しかし、リスイアの燃え盛るような瞳には、レヴィオしか映っていないようだった。
「なっ、なんなんだ!! その炎は!!」
レヴィオは、亡霊でも見たかのように後退りしている。
「…どけ」
「フン! そ、そんな脅しに、私が怖気ずくとでも思ったか! デリャー!!」
レヴィオは持っていた剣を振りかざした。
「馬鹿者! あの炎に触れるでない!!」
ザミアはレヴィオの鳩尾を一発殴って気絶させた。
リスイアは炎で焼き付くそうとしていた。
「リスイア、もう大丈夫だ。みんな無事だよ」
ゆっくりと近付き安心させようとタブルスが、炎に包まれたリスイアに話しかけた。
「アイツを許さない!」
「タブルス! 今のリスイアは危険じゃ! 離れるんじゃ!!」
「リスイア! アイツは俺たちがやっつけた! だから大丈夫なんだ」
それでもリスイアの炎は消えなかった。

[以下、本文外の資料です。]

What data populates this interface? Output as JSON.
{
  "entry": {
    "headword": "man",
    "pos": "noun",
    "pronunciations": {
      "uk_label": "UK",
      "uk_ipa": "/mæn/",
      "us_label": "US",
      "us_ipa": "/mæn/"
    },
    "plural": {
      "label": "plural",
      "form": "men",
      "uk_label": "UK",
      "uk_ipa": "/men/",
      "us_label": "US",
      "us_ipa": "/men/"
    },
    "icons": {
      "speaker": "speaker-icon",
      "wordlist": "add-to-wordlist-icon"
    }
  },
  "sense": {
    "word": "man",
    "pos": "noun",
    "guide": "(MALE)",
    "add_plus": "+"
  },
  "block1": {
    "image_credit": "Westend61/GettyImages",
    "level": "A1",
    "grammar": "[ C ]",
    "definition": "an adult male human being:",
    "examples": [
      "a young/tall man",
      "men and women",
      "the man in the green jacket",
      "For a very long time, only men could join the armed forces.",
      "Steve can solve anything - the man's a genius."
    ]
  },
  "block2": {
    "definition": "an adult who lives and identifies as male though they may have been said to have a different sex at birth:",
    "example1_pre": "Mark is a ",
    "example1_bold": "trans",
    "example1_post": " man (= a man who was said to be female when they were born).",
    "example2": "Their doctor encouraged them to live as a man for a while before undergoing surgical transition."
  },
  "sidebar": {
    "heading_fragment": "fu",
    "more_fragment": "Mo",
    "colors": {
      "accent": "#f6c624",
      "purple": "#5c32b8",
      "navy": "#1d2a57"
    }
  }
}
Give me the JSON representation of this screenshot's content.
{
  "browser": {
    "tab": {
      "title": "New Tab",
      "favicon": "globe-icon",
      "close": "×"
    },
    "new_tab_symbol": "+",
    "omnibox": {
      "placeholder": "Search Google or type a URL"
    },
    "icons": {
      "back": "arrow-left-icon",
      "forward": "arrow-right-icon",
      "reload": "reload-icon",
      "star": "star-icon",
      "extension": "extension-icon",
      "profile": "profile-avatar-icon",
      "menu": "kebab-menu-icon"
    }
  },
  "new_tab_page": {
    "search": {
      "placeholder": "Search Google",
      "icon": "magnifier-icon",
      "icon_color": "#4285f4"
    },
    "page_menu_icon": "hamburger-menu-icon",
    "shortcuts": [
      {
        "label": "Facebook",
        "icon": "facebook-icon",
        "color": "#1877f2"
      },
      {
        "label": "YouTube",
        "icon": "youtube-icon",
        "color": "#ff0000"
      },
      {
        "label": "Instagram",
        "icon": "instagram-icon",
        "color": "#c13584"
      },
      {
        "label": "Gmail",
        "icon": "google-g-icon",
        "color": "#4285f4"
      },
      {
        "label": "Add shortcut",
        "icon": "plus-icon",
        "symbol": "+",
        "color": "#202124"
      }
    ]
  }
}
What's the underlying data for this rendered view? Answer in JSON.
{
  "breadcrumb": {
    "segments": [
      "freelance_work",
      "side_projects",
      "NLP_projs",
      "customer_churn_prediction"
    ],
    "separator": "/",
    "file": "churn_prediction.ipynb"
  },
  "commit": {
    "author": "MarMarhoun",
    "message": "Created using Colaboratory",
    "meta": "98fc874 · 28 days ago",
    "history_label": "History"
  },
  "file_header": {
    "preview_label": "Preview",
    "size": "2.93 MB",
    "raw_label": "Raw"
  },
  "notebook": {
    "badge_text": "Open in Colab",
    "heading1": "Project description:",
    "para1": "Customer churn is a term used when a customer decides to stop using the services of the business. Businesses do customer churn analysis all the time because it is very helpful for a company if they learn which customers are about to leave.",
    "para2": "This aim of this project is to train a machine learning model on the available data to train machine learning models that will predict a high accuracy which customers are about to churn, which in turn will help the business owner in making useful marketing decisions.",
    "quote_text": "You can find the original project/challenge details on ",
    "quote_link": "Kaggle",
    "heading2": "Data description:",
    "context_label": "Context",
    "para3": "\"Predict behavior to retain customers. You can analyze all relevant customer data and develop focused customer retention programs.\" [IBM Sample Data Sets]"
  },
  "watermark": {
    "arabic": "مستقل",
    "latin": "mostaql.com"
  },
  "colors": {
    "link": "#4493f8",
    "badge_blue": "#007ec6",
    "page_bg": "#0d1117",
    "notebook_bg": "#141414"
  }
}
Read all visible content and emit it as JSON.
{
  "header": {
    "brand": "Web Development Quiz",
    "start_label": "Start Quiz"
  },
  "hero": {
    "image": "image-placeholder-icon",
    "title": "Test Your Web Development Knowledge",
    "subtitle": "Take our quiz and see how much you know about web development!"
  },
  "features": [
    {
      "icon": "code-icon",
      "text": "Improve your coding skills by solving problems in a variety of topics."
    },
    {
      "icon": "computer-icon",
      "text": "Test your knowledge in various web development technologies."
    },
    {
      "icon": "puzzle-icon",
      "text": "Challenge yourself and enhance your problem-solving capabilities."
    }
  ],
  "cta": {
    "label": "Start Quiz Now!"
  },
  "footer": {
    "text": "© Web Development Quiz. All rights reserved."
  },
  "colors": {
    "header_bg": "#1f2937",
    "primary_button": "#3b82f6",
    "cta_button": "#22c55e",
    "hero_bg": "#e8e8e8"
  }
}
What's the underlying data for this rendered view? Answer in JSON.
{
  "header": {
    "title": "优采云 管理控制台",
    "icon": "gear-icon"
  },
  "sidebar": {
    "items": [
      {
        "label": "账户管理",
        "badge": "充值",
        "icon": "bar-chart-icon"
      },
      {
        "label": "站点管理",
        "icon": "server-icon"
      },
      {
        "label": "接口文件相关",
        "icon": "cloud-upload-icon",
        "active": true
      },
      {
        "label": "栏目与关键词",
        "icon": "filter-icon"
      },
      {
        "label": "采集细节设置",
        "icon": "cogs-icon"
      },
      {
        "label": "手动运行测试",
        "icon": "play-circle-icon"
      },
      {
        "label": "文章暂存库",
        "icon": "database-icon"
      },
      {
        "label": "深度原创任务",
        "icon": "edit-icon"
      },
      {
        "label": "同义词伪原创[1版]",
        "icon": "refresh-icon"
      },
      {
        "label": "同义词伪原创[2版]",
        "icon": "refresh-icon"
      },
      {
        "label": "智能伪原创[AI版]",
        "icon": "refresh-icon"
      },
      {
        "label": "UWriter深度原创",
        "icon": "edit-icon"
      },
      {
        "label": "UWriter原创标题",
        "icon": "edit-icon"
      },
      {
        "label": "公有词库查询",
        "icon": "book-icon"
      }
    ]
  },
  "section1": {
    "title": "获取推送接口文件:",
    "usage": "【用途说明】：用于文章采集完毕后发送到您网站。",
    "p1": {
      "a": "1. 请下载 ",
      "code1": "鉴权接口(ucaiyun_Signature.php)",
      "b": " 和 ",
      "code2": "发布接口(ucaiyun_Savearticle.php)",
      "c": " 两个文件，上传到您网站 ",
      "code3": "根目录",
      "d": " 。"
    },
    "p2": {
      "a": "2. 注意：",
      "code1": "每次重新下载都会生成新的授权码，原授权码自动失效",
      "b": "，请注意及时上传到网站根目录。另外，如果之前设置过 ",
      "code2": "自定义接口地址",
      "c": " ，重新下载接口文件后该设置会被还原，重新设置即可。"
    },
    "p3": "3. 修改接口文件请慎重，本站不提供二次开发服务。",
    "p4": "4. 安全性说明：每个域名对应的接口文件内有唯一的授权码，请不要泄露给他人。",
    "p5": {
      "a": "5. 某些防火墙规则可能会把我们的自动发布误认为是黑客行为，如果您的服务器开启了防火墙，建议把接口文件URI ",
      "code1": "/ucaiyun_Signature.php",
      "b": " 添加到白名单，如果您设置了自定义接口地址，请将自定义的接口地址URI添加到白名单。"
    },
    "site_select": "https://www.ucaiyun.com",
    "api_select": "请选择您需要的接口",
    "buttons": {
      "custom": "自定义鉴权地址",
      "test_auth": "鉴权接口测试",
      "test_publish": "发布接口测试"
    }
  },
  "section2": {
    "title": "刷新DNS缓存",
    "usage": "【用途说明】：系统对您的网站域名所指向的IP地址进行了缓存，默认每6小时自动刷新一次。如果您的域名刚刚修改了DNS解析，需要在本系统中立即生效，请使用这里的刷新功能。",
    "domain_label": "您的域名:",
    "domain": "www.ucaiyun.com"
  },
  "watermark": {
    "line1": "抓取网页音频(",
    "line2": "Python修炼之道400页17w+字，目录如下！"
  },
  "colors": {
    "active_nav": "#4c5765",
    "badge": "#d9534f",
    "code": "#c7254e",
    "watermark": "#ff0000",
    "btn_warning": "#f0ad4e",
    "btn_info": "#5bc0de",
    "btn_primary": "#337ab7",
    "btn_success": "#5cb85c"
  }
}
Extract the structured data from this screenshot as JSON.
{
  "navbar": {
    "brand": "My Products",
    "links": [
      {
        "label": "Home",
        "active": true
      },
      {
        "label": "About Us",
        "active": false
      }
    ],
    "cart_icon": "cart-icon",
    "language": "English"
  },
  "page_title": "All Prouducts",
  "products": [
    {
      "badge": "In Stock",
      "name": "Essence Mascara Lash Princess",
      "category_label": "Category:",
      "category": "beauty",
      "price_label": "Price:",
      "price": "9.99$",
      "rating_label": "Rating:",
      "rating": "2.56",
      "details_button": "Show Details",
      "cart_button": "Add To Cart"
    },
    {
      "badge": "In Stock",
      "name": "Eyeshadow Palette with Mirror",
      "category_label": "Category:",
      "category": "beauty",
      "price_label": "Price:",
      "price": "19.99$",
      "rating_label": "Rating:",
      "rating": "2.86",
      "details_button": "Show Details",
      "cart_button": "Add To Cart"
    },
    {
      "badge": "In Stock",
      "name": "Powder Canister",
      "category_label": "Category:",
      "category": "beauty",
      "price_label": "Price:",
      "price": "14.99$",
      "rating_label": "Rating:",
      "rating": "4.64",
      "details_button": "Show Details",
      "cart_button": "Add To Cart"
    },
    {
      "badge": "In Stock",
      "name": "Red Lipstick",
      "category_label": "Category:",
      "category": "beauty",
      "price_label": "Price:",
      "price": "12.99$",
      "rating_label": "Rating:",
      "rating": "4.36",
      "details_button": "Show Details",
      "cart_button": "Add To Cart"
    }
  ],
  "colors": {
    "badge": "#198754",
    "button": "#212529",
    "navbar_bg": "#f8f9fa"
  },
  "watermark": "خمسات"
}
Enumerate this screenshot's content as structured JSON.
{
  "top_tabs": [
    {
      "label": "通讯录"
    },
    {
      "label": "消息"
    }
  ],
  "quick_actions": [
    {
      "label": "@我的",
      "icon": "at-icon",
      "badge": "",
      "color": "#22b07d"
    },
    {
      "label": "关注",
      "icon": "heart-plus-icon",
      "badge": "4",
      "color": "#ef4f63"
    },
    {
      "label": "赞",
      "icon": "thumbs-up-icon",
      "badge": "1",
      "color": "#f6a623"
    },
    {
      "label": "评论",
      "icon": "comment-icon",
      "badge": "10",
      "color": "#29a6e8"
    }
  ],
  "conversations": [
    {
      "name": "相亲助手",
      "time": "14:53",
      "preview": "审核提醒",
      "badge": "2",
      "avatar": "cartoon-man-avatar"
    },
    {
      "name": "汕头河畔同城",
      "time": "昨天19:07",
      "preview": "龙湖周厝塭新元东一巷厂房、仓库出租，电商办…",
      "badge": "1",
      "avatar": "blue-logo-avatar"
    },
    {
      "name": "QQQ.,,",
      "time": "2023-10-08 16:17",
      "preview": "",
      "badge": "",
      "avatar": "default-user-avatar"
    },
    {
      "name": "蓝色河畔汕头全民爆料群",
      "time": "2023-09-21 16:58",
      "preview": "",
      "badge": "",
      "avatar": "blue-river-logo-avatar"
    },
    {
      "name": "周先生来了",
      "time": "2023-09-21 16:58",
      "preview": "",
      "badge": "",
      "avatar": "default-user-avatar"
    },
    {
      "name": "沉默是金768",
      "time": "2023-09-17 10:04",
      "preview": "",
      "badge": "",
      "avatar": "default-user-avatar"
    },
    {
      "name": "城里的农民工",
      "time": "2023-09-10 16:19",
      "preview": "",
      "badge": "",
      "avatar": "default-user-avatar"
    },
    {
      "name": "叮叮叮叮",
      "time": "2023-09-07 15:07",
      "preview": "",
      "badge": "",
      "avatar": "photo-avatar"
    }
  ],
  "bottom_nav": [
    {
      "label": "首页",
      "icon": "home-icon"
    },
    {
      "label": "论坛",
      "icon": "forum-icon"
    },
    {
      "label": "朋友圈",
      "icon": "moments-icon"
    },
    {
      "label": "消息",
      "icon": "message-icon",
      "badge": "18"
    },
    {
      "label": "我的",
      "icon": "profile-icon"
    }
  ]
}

タブルスはザミアの言葉に従わずにリスイアに一歩ずつ近付く。
「タブルス! ダメよ!」
「リスイア! どうしたの? 僕たちが分からないの??」
カナンもアビイも心配して二人に声をかける。
タブルスはリスイアの前に立ち、怒りの矛先を納められないままのリスイアを抱き締めた。
「ありがとなリスイア。俺たちを助けてくれて」
「タブ…ルス…?」
タブルスが抱き締めると、炎が少しずつ収まっていった。
「リスイア!!」
炎が消えると同時に、リスイアは力を使い果たしたように気を失った。
意識の奥で皆が心配そうに叫ぶのを聞きながら、リスイアは暗闇に落ちていった。